La césarienne n’est-elle pas en développement à cause d’intérêts économiques ?

Aujourd’hui, il n’y a plus d’intérêt financier à pratiquer une césarienne. Il s’agit surtout du fait qu’on a oublié les besoins de bases des femmes qui accouchent et que les environnements sont hostiles à la libération de l’ocytocine. Les pays avec les plus forts taux de césariennes ont un environnement masculin autour des parturientes, et pas de sages-femmes. La naissance est la période où l’on doit accepter que l’on est un mammifère, et oublier tout ce qui est spécifiquement humain. Toutes les croyances ont tendance à éloigner les bébés des mères : par exemple la croyance que le colostrum est mauvais. Finalement, il est donc important de ne pas humaniser la naissance, mais de la déshumaniser, de la « mammélienniser » ! Il est intéressant de voir que, concernant tous les personnages légendaires avec un nom associé à l’amour, on connaît les conditions de leur naissance qui font partie de la légende, et qu’ils sont tous nés en dehors de la communauté humaine. Jésus-Christ, Bouddha, Aphrodite…

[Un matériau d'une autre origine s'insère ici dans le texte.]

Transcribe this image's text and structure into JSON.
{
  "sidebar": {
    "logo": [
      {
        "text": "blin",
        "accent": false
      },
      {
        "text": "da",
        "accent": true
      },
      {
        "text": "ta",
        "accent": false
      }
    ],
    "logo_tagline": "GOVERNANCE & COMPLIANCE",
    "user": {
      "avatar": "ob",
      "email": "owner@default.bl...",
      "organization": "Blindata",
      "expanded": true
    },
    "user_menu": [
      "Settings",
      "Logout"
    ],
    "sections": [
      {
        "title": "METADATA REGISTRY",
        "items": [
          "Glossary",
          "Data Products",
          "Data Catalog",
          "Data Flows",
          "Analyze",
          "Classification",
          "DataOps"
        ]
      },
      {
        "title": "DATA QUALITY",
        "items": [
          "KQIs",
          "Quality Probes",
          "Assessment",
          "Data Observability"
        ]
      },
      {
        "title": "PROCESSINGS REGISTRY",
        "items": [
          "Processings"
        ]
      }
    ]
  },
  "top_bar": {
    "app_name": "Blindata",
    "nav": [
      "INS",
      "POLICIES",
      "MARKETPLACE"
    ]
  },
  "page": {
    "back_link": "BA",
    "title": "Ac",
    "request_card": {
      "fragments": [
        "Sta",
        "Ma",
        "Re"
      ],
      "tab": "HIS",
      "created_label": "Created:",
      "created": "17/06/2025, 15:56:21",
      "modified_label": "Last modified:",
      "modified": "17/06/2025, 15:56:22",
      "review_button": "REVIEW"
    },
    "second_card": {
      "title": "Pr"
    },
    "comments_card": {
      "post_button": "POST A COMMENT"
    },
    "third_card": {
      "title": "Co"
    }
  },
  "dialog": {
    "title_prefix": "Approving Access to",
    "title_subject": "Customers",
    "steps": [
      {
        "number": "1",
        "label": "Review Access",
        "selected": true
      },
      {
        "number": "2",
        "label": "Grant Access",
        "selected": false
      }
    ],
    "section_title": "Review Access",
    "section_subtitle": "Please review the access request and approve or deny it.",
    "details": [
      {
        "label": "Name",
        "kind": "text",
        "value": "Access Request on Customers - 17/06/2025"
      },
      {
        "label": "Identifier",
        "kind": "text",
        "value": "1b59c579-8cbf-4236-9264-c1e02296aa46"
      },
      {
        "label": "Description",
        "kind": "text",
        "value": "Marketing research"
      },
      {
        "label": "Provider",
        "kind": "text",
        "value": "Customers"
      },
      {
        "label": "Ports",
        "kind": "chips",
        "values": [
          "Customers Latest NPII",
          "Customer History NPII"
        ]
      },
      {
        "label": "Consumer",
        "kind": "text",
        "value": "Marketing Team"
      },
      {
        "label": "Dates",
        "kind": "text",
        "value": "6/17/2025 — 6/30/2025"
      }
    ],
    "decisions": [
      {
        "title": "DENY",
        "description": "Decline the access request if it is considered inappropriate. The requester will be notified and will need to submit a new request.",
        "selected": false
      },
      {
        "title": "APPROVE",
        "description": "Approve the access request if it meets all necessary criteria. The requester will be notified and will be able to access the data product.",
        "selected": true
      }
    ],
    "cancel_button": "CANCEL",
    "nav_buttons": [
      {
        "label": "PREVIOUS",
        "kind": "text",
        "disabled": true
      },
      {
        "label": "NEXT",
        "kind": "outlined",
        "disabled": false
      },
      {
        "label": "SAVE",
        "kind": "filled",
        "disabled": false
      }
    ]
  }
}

Pourquoi ces croyances alors ?

Il faut se demander quels sont les avantages évolutifs de ces croyances et rituels, en dépit de leur coût (hémorragies, mort) ? En réalité, toutes ces sociétés partagent les mêmes stratégies de base pour survivre. Il s’agit de la domination de la nature et d’autres groupes humains. Ce sont ces sociétés-là qui ont survécu. Le développement du potentiel humain d’agressivité a été un avantage jusqu’ici. Mais aujourd’hui ce n’est plus possible de continuer à détruire la nature et de s’entre-tuer. Ces croyances sont en train de perdre leur avantage évolutif. Aujourd’hui l’humanité va devoir inventer de nouvelles stratégies pour survivre. Penser à la naissance, c’est donc penser à l’avenir de l’humanité.